We can then get the final three rows with tail
, giving us a 3x3 data frame with the three most recent months of data and the three most recent releases. I can then get just the first two rows of that (for May and June data) with head
:
(
df[df.columns[-3:]]
.tail(3)
.head(2)
)
We got the following:
2025-06-06 2025-07-03 2025-08-01
observation_date
2025-05-01 159561.0 159577.0 159452
2025-06-01 NaN 159724.0 159466
Notice that we have NaN
where the data month comes before the release month.
In the final column, for data released on August 1st, we can see the revised figures for both May and June.
By how much did this numbers change from the previous month? We can use the diff
method that comes with Pandas to perform that calculation:
(
df[df.columns[-3:]]
.tail(3)
.diff(axis='columns')
)
Since we're only interested in finding out by how much these numbers changed from the previous BLS release in July, we can limit the result to one column:
(
df[df.columns[-3:]]
.tail(3)
.diff(axis='columns')
['2025-08-01']
)
The results:
observation_date
2025-05-01 -125.0
2025-06-01 -258.0
2025-07-01 NaN
Name: 2025-08-01 00:00:00, dtype: float64
And now you can see what the political firestorm was about: BLS, in their August revision to May data, said that they had overestimated by 125,000 jobs. And in their August revision to June data, they had overestimated by 258,000 jobs. In other words, the economy isn't quite as strong as we had thought (or hoped) – and that is especially true for the Trump administration, which has been claiming a very strong economy since taking office.
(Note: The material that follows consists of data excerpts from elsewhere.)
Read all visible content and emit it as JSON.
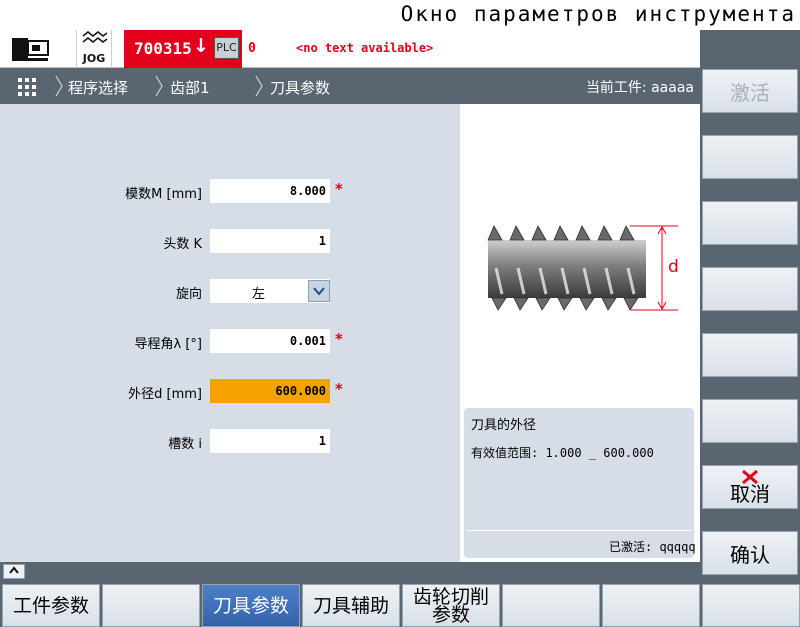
{
  "caption": "Окно параметров инструмента",
  "status": {
    "mode": "JOG",
    "alarm_code": "700315",
    "plc_label": "PLC",
    "alarm_count": "0",
    "alarm_text": "<no text available>"
  },
  "breadcrumb": {
    "items": [
      "程序选择",
      "齿部1",
      "刀具参数"
    ],
    "workpiece": "当前工件: aaaaa"
  },
  "form": {
    "module_label": "模数M [mm]",
    "module_value": "8.000",
    "starts_label": "头数 K",
    "starts_value": "1",
    "direction_label": "旋向",
    "direction_value": "左",
    "lead_label": "导程角λ [°]",
    "lead_value": "0.001",
    "diameter_label": "外径d [mm]",
    "diameter_value": "600.000",
    "flutes_label": "槽数 i",
    "flutes_value": "1",
    "required_mark": "*"
  },
  "help": {
    "image_label": "d",
    "title": "刀具的外径",
    "range": "有效值范围: 1.000 _ 600.000",
    "activated": "已激活: qqqqq"
  },
  "vertical_keys": {
    "activate": "激活",
    "cancel": "取消",
    "confirm": "确认"
  },
  "horizontal_keys": {
    "workpiece_params": "工件参数",
    "tool_params": "刀具参数",
    "tool_aux": "刀具辅助",
    "gear_cutting_line1": "齿轮切削",
    "gear_cutting_line2": "参数"
  },
  "colors": {
    "alarm": "#e3001b",
    "active_field": "#f5a200",
    "active_key": "#3d6fb8",
    "panel": "#d5dde7",
    "bar": "#5a6572"
  }
}
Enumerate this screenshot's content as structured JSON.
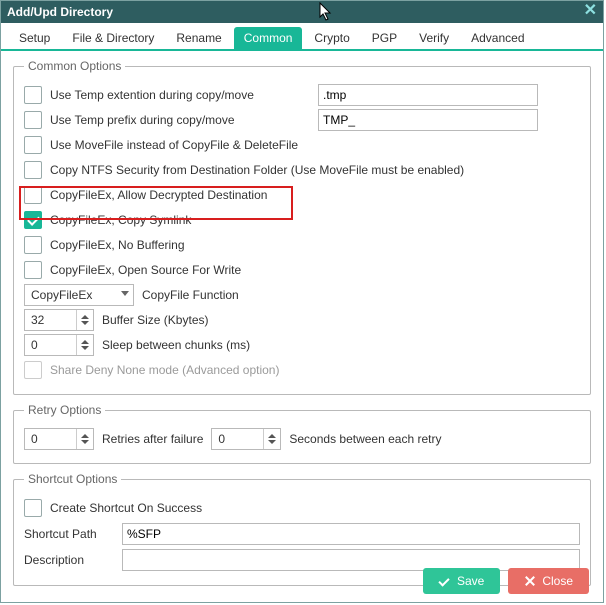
{
  "window": {
    "title": "Add/Upd Directory"
  },
  "tabs": [
    "Setup",
    "File & Directory",
    "Rename",
    "Common",
    "Crypto",
    "PGP",
    "Verify",
    "Advanced"
  ],
  "active_tab_index": 3,
  "common": {
    "legend": "Common Options",
    "opts": {
      "tmp_ext": {
        "label": "Use Temp extention during copy/move",
        "checked": false,
        "value": ".tmp"
      },
      "tmp_pre": {
        "label": "Use Temp prefix during copy/move",
        "checked": false,
        "value": "TMP_"
      },
      "movefile": {
        "label": "Use MoveFile instead of CopyFile & DeleteFile",
        "checked": false
      },
      "ntfs": {
        "label": "Copy NTFS Security from Destination Folder (Use MoveFile must be enabled)",
        "checked": false
      },
      "decrypt": {
        "label": "CopyFileEx, Allow Decrypted Destination",
        "checked": false
      },
      "symlink": {
        "label": "CopyFileEx, Copy Symlink",
        "checked": true
      },
      "nobuf": {
        "label": "CopyFileEx, No Buffering",
        "checked": false
      },
      "opensrc": {
        "label": "CopyFileEx, Open Source For Write",
        "checked": false
      },
      "share": {
        "label": "Share Deny None mode (Advanced option)",
        "checked": false,
        "disabled": true
      }
    },
    "copyfunc": {
      "value": "CopyFileEx",
      "label": "CopyFile Function"
    },
    "bufsize": {
      "value": "32",
      "label": "Buffer Size (Kbytes)"
    },
    "sleep": {
      "value": "0",
      "label": "Sleep between chunks (ms)"
    }
  },
  "retry": {
    "legend": "Retry Options",
    "retries_value": "0",
    "retries_label": "Retries after failure",
    "seconds_value": "0",
    "seconds_label": "Seconds between each retry"
  },
  "shortcut": {
    "legend": "Shortcut Options",
    "create": {
      "label": "Create Shortcut On Success",
      "checked": false
    },
    "path_label": "Shortcut Path",
    "path_value": "%SFP",
    "desc_label": "Description",
    "desc_value": ""
  },
  "footer": {
    "save": "Save",
    "close": "Close"
  }
}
How did the August revision of May's numbers compare with the original release in June? We'll once again grab the three most recent release columns, and also the three most recent rows. And we'll once again invoke diff
, but this time we'll add periods=2
to the invocation. That means we don't want to compare each value with the one to its left, but rather with the value two columns to its left.
That leaves us with a lot of NaN
values and a single number, which we can extract using .loc
:
(
df[df.columns[-3:]]
.tail(3)
.diff(periods=2, axis='columns')
.loc['2025-05-01', '2025-08-01']
)
The result is -109, or a downward revision of 109,000 jobs.